Messagepar Dubreuil » 11 août 2018, 10:08

PETIT PENIS

Avoir un petit pénis n’est pas un problème pour les rapports sexuels. En effet il est tout à fait possible d’avoir un pénis de petite taille et de donner du plaisir à sa partenaire, de la conduire à l’orgasme. Voici 3 positions sexuelles quand on a un petit pénis, pour avoir une sexualité épanouie.
1) La levrette, une position idéale si le pénis a un petit diamètre
Dans la position de la levrette la femme est à quatre pattes en appui sur ses avant-bras, l’homme est derrière elle à genoux entre ses cuisses. Cette position permet une pénétration profonde et de plus, comme la femme a les jambes serrées, elle peut mieux contracter l’entre-jambes.
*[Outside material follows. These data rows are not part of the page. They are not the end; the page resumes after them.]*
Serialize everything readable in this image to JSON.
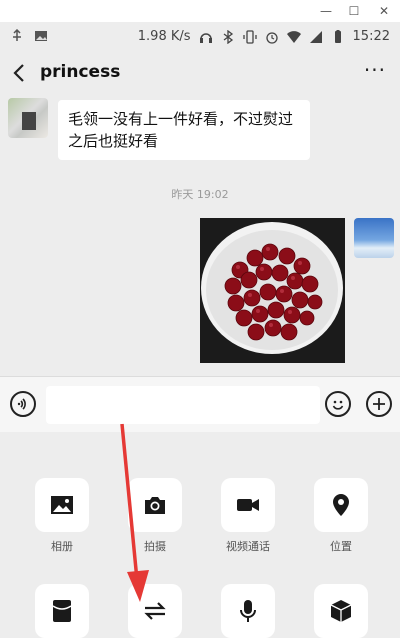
{
  "window": {
    "minimize_glyph": "—",
    "maximize_glyph": "☐",
    "close_glyph": "✕"
  },
  "status_bar": {
    "speed": "1.98 K/s",
    "time": "15:22",
    "icons_left": [
      "usb-icon",
      "image-icon"
    ],
    "icons_right": [
      "headphones-icon",
      "bluetooth-icon",
      "vibrate-icon",
      "alarm-icon",
      "wifi-icon",
      "signal-icon",
      "battery-icon"
    ]
  },
  "header": {
    "title": "princess",
    "more_glyph": "···"
  },
  "chat": {
    "messages": [
      {
        "side": "left",
        "text": "毛领一没有上一件好看，不过熨过之后也挺好看"
      },
      {
        "side": "right",
        "type": "image",
        "description": "cherries-in-white-bowl"
      }
    ],
    "timestamp": "昨天 19:02"
  },
  "panel": {
    "row1": [
      {
        "label": "相册",
        "icon": "album-icon"
      },
      {
        "label": "拍摄",
        "icon": "camera-icon"
      },
      {
        "label": "视频通话",
        "icon": "video-call-icon"
      },
      {
        "label": "位置",
        "icon": "location-icon"
      }
    ],
    "row2": [
      {
        "label": "",
        "icon": "red-packet-icon"
      },
      {
        "label": "",
        "icon": "transfer-icon"
      },
      {
        "label": "",
        "icon": "voice-input-icon"
      },
      {
        "label": "",
        "icon": "favorites-icon"
      }
    ]
  },
  "colors": {
    "background": "#ededed",
    "bubble": "#ffffff",
    "arrow": "#e53935"
  }
}
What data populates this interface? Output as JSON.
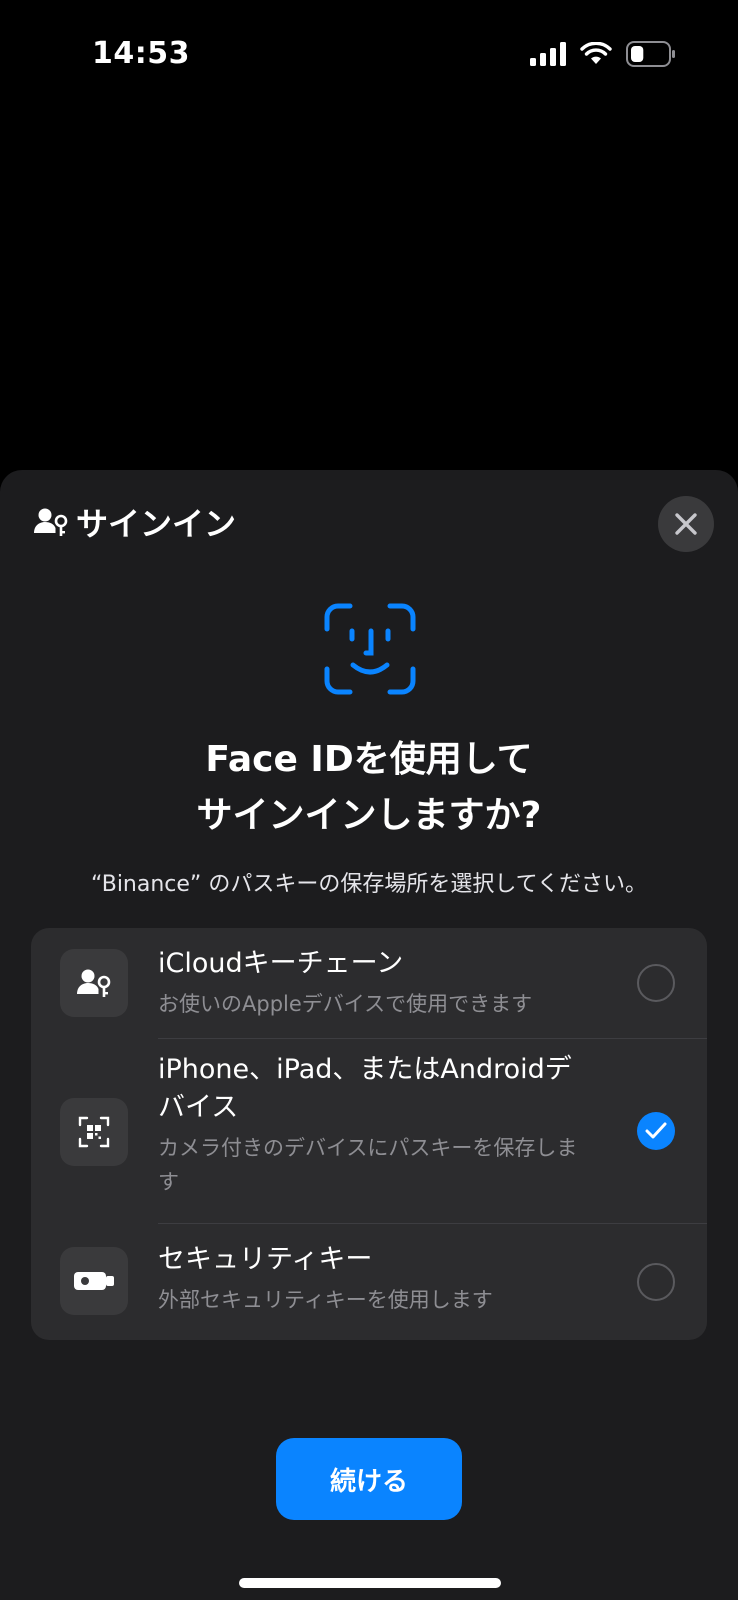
{
  "status_bar": {
    "time": "14:53",
    "icons": [
      "cellular-signal-icon",
      "wifi-icon",
      "battery-icon"
    ],
    "battery_level": 0.35
  },
  "sheet": {
    "header_icon": "person-key-icon",
    "title": "サインイン",
    "close_icon": "close-icon"
  },
  "main": {
    "faceid_icon": "face-id-icon",
    "heading_line1": "Face IDを使用して",
    "heading_line2": "サインインしますか?",
    "subtitle": "“Binance” のパスキーの保存場所を選択してください。"
  },
  "options": [
    {
      "icon": "person-key-icon",
      "title": "iCloudキーチェーン",
      "description": "お使いのAppleデバイスで使用できます",
      "selected": false
    },
    {
      "icon": "qr-code-scan-icon",
      "title": "iPhone、iPad、またはAndroidデバイス",
      "description": "カメラ付きのデバイスにパスキーを保存します",
      "selected": true
    },
    {
      "icon": "security-key-icon",
      "title": "セキュリティキー",
      "description": "外部セキュリティキーを使用します",
      "selected": false
    }
  ],
  "continue_label": "続ける",
  "colors": {
    "accent": "#0a84ff",
    "sheet_background": "#1c1c1e",
    "list_background": "#2c2c2e",
    "secondary_text": "#8e8e93"
  }
}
C’est donc une position idéale pour les pénis de petite taille et/ou de petit diamètre.
2) La position de la balançoire, particulièrement adaptée à un pénis de petite taille
Dans la position de la balançoire, l’homme est assis en appui sur ses mains, jambes allongées. La femme est assise sur lui, de dos. Dans cette position, la pénétration est profonde et les risques que le pénis ne ressorte quand il est de petite taille sont moindres.
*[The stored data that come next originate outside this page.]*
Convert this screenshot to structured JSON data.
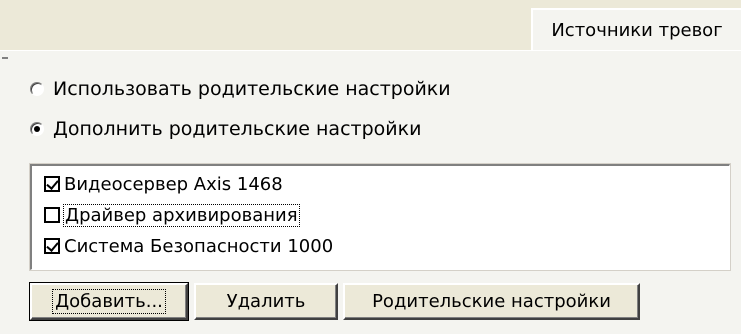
{
  "tabs": [
    {
      "label": "Источники тревог",
      "active": true
    }
  ],
  "mode_radios": [
    {
      "label": "Использовать родительские настройки",
      "checked": false
    },
    {
      "label": "Дополнить родительские настройки",
      "checked": true
    }
  ],
  "sources_list": [
    {
      "label": "Видеосервер Axis 1468",
      "checked": true
    },
    {
      "label": "Драйвер архивирования",
      "checked": false,
      "focused": true
    },
    {
      "label": "Система Безопасности 1000",
      "checked": true
    }
  ],
  "buttons": {
    "add": "Добавить...",
    "delete": "Удалить",
    "parent_settings": "Родительские настройки"
  }
}
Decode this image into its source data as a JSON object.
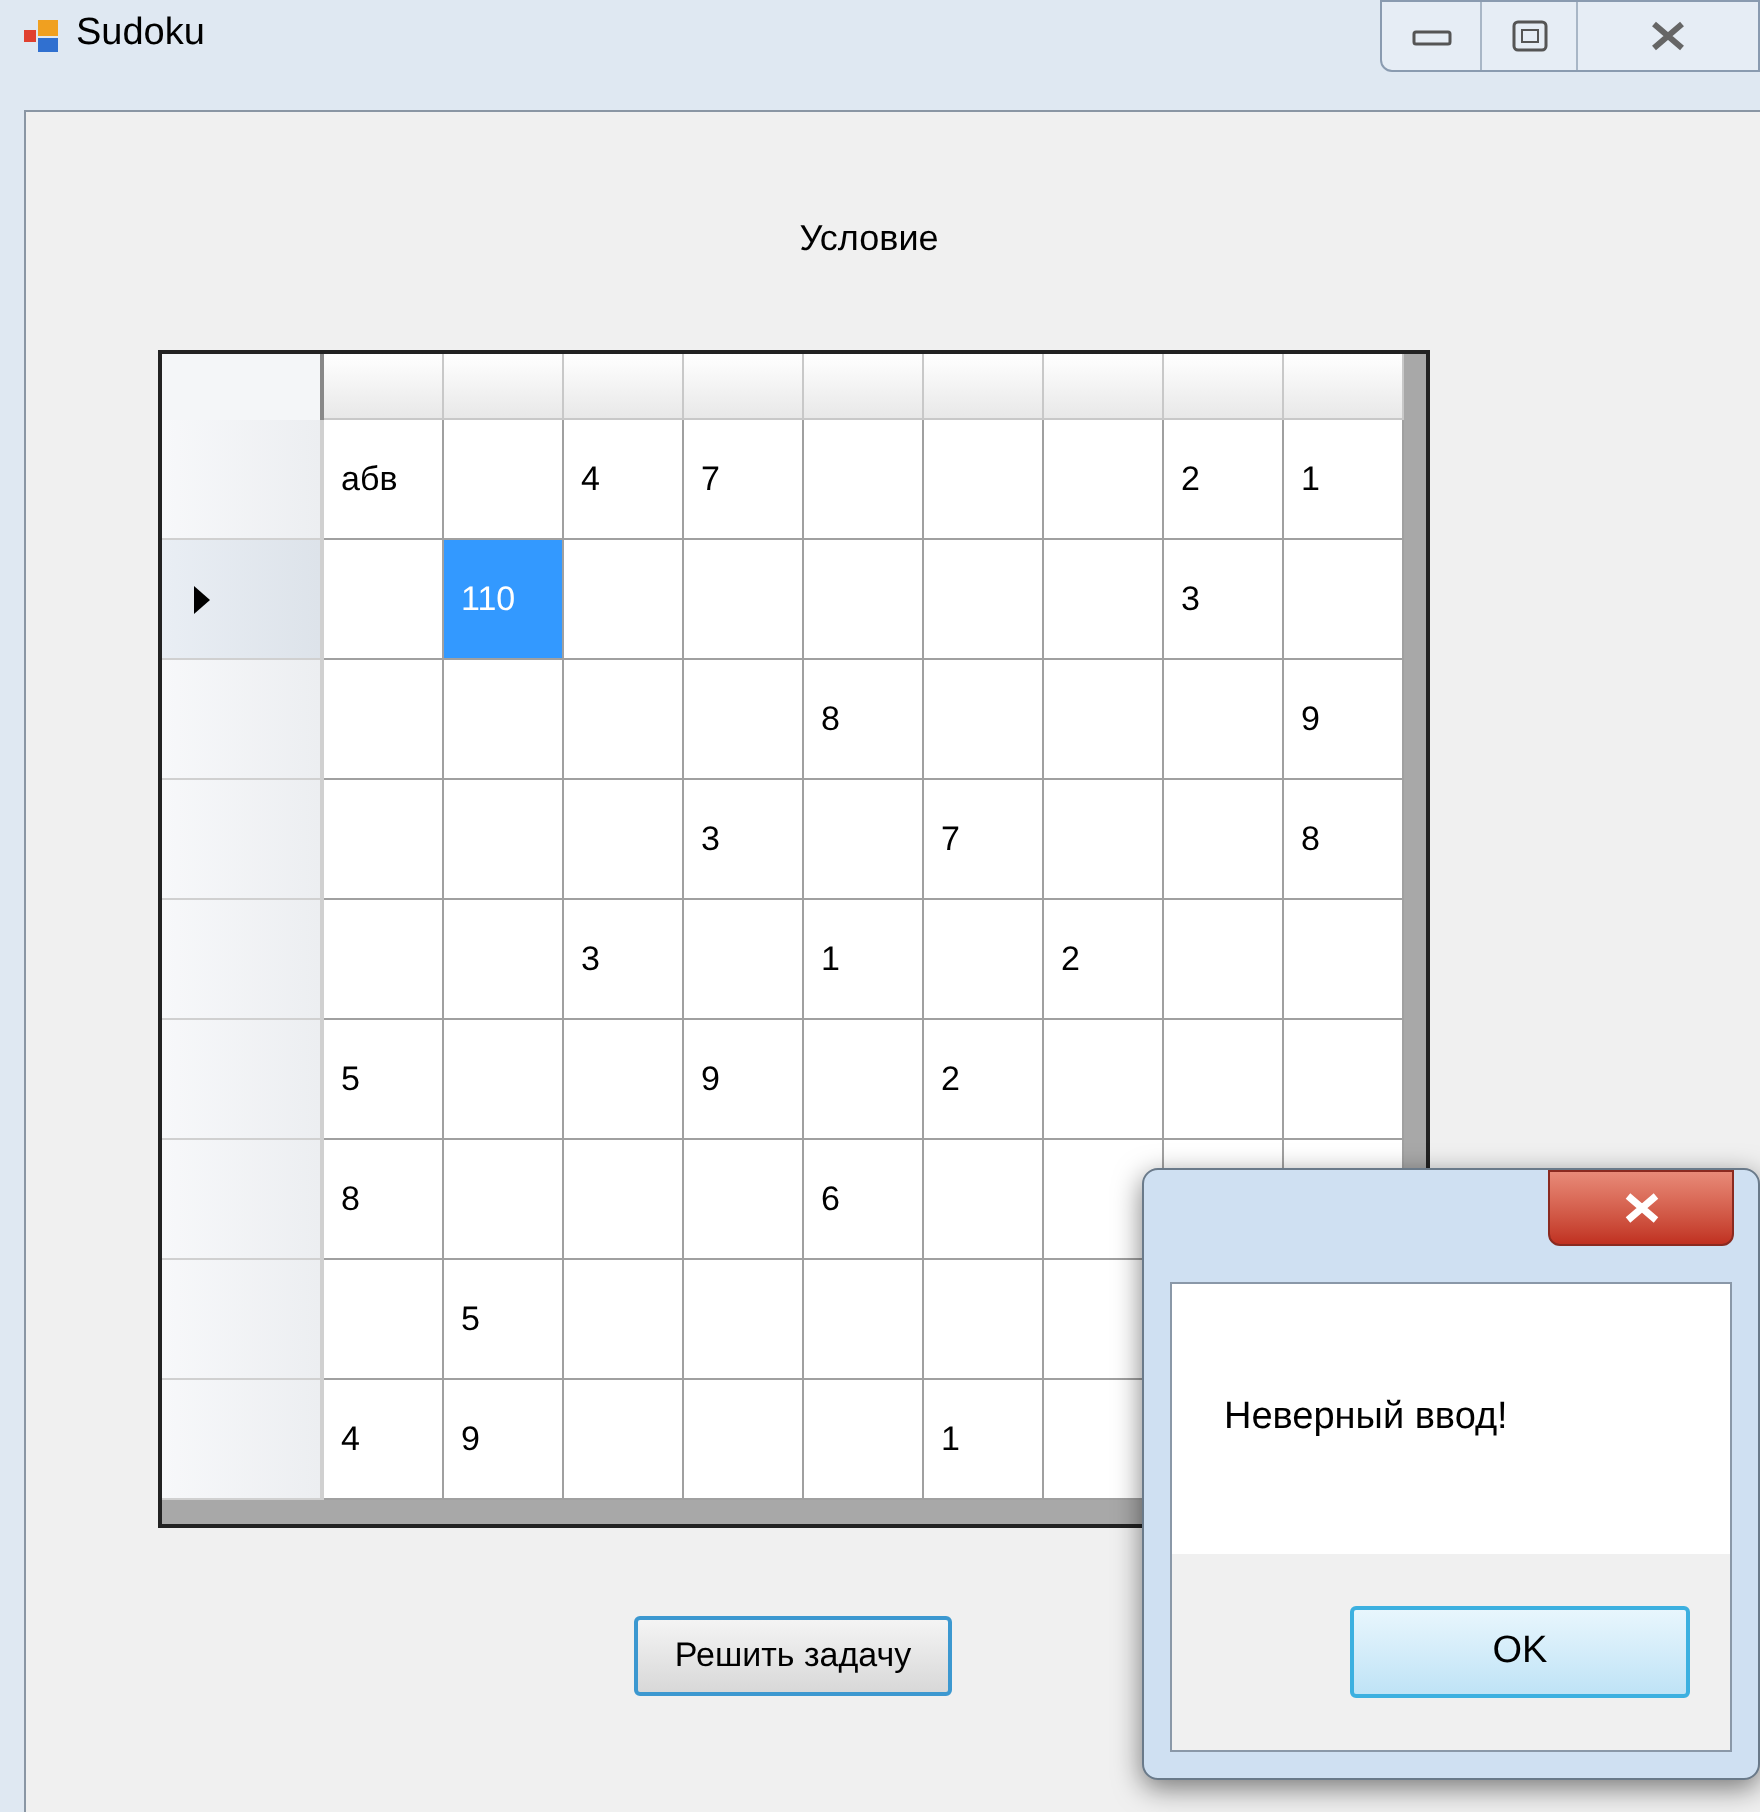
{
  "window": {
    "title": "Sudoku"
  },
  "label": "Условие",
  "grid": {
    "rows": [
      {
        "current": false,
        "cells": [
          {
            "value": "абв",
            "selected": false
          },
          {
            "selected": false
          },
          {
            "value": "4",
            "selected": false
          },
          {
            "value": "7",
            "selected": false
          },
          {
            "selected": false
          },
          {
            "selected": false
          },
          {
            "selected": false
          },
          {
            "value": "2",
            "selected": false
          },
          {
            "value": "1",
            "selected": false
          }
        ]
      },
      {
        "current": true,
        "cells": [
          {
            "selected": false
          },
          {
            "value": "110",
            "selected": true
          },
          {
            "selected": false
          },
          {
            "selected": false
          },
          {
            "selected": false
          },
          {
            "selected": false
          },
          {
            "selected": false
          },
          {
            "value": "3",
            "selected": false
          },
          {
            "selected": false
          }
        ]
      },
      {
        "current": false,
        "cells": [
          {
            "selected": false
          },
          {
            "selected": false
          },
          {
            "selected": false
          },
          {
            "selected": false
          },
          {
            "value": "8",
            "selected": false
          },
          {
            "selected": false
          },
          {
            "selected": false
          },
          {
            "selected": false
          },
          {
            "value": "9",
            "selected": false
          }
        ]
      },
      {
        "current": false,
        "cells": [
          {
            "selected": false
          },
          {
            "selected": false
          },
          {
            "selected": false
          },
          {
            "value": "3",
            "selected": false
          },
          {
            "selected": false
          },
          {
            "value": "7",
            "selected": false
          },
          {
            "selected": false
          },
          {
            "selected": false
          },
          {
            "value": "8",
            "selected": false
          }
        ]
      },
      {
        "current": false,
        "cells": [
          {
            "selected": false
          },
          {
            "selected": false
          },
          {
            "value": "3",
            "selected": false
          },
          {
            "selected": false
          },
          {
            "value": "1",
            "selected": false
          },
          {
            "selected": false
          },
          {
            "value": "2",
            "selected": false
          },
          {
            "selected": false
          },
          {
            "selected": false
          }
        ]
      },
      {
        "current": false,
        "cells": [
          {
            "value": "5",
            "selected": false
          },
          {
            "selected": false
          },
          {
            "selected": false
          },
          {
            "value": "9",
            "selected": false
          },
          {
            "selected": false
          },
          {
            "value": "2",
            "selected": false
          },
          {
            "selected": false
          },
          {
            "selected": false
          },
          {
            "selected": false
          }
        ]
      },
      {
        "current": false,
        "cells": [
          {
            "value": "8",
            "selected": false
          },
          {
            "selected": false
          },
          {
            "selected": false
          },
          {
            "selected": false
          },
          {
            "value": "6",
            "selected": false
          },
          {
            "selected": false
          },
          {
            "selected": false
          }
        ]
      },
      {
        "current": false,
        "cells": [
          {
            "selected": false
          },
          {
            "value": "5",
            "selected": false
          },
          {
            "selected": false
          },
          {
            "selected": false
          },
          {
            "selected": false
          },
          {
            "selected": false
          },
          {
            "selected": false
          }
        ]
      },
      {
        "current": false,
        "cells": [
          {
            "value": "4",
            "selected": false
          },
          {
            "value": "9",
            "selected": false
          },
          {
            "selected": false
          },
          {
            "selected": false
          },
          {
            "selected": false
          },
          {
            "value": "1",
            "selected": false
          },
          {
            "selected": false
          }
        ]
      }
    ]
  },
  "solve_button": "Решить задачу",
  "dialog": {
    "message": "Неверный ввод!",
    "button": "OK"
  }
}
3) La position des cuillères, pour atteindre l’orgasme, quelle que soit la taille du pénis
Dans la position des cuillères, l’homme et la femme sont allongés sur le côté, la femme étant devant l’homme. En quoi les hommes avec un petit pénis sont-ils avantagés par cette position ? Parce que dans cette position, la femme peut facilement resserrer les jambes et donc exercer une pression, pour offrir davantage de sensations, sur le pénis de petit diamètre ou de petite taille de son partenaire.